San Diegans for Open Government filed its lawsuit in late 2012. The nonprofit argued that the fee, which can be passed along to hotel guests, was invalid because it was approved by hoteliers — not by voters.
Before the two parties had a chance to debate that issue before a judge, the city and the marketing district sought to get the lawsuit thrown out. In a motion to dismiss the suit, they contended that San Diegans for Open Government didn’t have legal standing to sue over the tax.
To file a claim, people or organizations must prove they have a stake in the outcome of a case.
During arguments on Jan. 27, Briggs argued that his client, San Diegans for Open Government, has standing to sue partly because one of its members — former city official Linda Perine — paid the hotel tax.
“Ms. Perine is a member” of San Diegans for Open Government, Briggs said in court. And even if she wasn’t, “it doesn’t matter” because all of the nonprofit’s members have a right to challenge the tax as San Diego voters.
“My client has standing,” Briggs said, “with or without Ms. Perine.”
Marketing district attorney Michael Colantuono disputed those statements. He argued that the nonprofit failed to prove that Perine was a member of the group.
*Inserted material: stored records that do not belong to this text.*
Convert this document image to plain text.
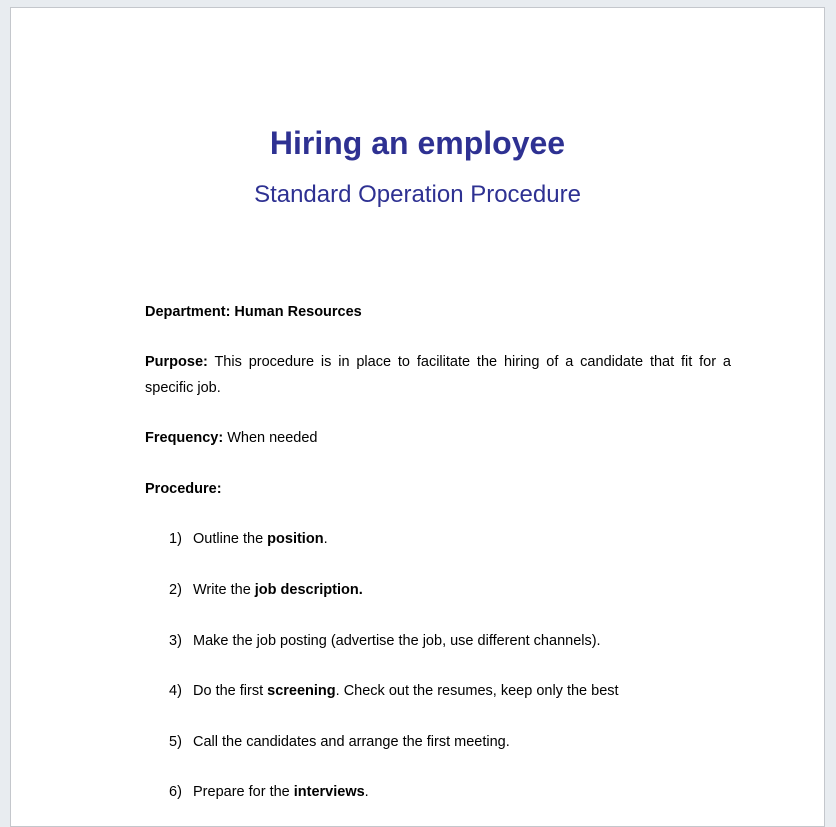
Hiring an employee
Standard Operation Procedure
Department: Human Resources
Purpose: This procedure is in place to facilitate the hiring of a candidate that fit for a specific job.
Frequency: When needed
Procedure:
1) Outline the position.
2) Write the job description.
3) Make the job posting (advertise the job, use different channels).
4) Do the first screening. Check out the resumes, keep only the best
5) Call the candidates and arrange the first meeting.
6) Prepare for the interviews.
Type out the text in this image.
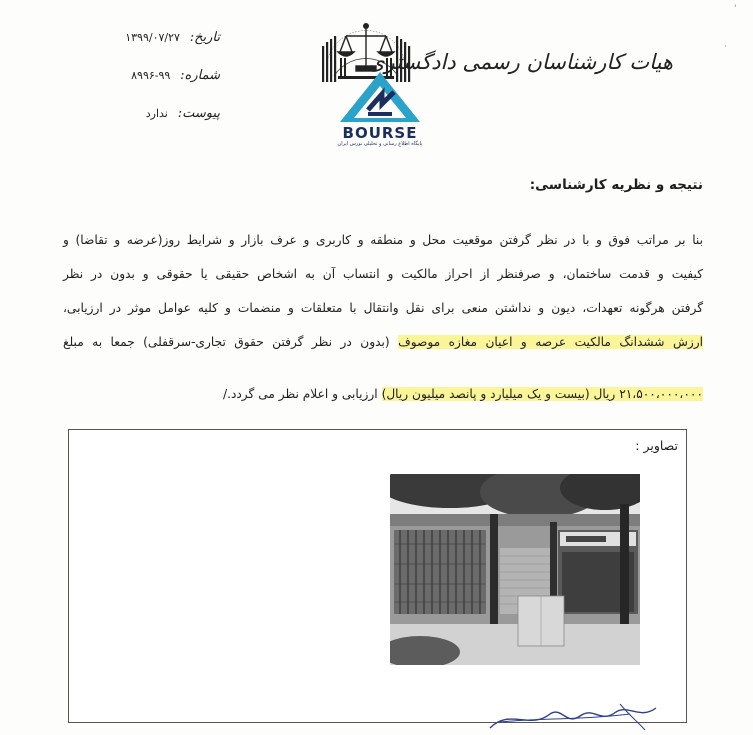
تاریخ: ۱۳۹۹/۰۷/۲۷
شماره: ۹۹-۸۹۹۶
پیوست: ندارد
BOURSE
پایگاه اطلاع رسانی و تحلیلی بورس ایران
هیات کارشناسان رسمی دادگستری
·
'
نتیجه و نظریه کارشناسی:
بنا بر مراتب فوق و با در نظر گرفتن موقعیت محل و منطقه و کاربری و عرف بازار و شرایط روز(عرضه و تقاضا) و
کیفیت و قدمت ساختمان، و صرفنظر از احراز مالکیت و انتساب آن به اشخاص حقیقی یا حقوقی و بدون در نظر
گرفتن هرگونه تعهدات، دیون و نداشتن منعی برای نقل وانتقال با متعلقات و منضمات و کلیه عوامل موثر در ارزیابی،
ارزش ششدانگ مالکیت عرصه و اعیان مغازه موصوف (بدون در نظر گرفتن حقوق تجاری-سرقفلی) جمعا به مبلغ
۲۱،۵۰۰،۰۰۰،۰۰۰ ریال (بیست و یک میلیارد و پانصد میلیون ریال) ارزیابی و اعلام نظر می گردد./
تصاویر :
Colantuono also took aim at the relationship between San Diegans for Open Government and Briggs, who has been the subject of a months-long investigation by inewsource. He told the judge that the nonprofit is merely the alter ego of Briggs — and that Briggs uses the nonprofit to sue agencies and collect attorney fees.
“This organization has never filed a case in which they weren’t seeking fees,” Colantuono said. “There is no evidence that Linda Perine or anyone like her ever had any meaningful role in deciding how to chase money for this firm and its putative clients.”
Briggs called that argument “nonsense.” He said his role as the group’s attorney was similar to that of in-house counsel.
Wohlfeil sided with San Diegans for Open Government on the argument over Perine’s membership status and the debate over Briggs’ relationship with San Diegans for Open Government.
Addressing the latter, the judge wrote that “there is no persuasive reason … for the Court to conclude that Plaintiff’s [lawsuit] is a ‘sham’ … or that Plaintiff should be deprived of standing to pursue this lawsuit because [of] its alleged status as Briggs’ alter ego.”
Briggs did not immediately respond to a request for comment about the judge’s decision. During arguments last week, he stressed how important it is for the court to rule on the hotel assessment.
“We’ve got to go deal with whether it is a tax” that should have been approved by voters, he said.
A spokesman for the City Attorney’s Office said the city plans to carefully review the judge’s decision.
William Evans, chairman of the Tourism Marketing District, issued a written statement in response to the ruling. “This case is vital to our industry and to our city,” he wrote. “As a result, we have pursued every legal avenue available to keep this case from going to trial.
“It is a complex case, but our fundamental and singular focus has always been to defend our position on the merits. That is what we will now do.”
The parties are scheduled to meet in early March to discuss further trial dates.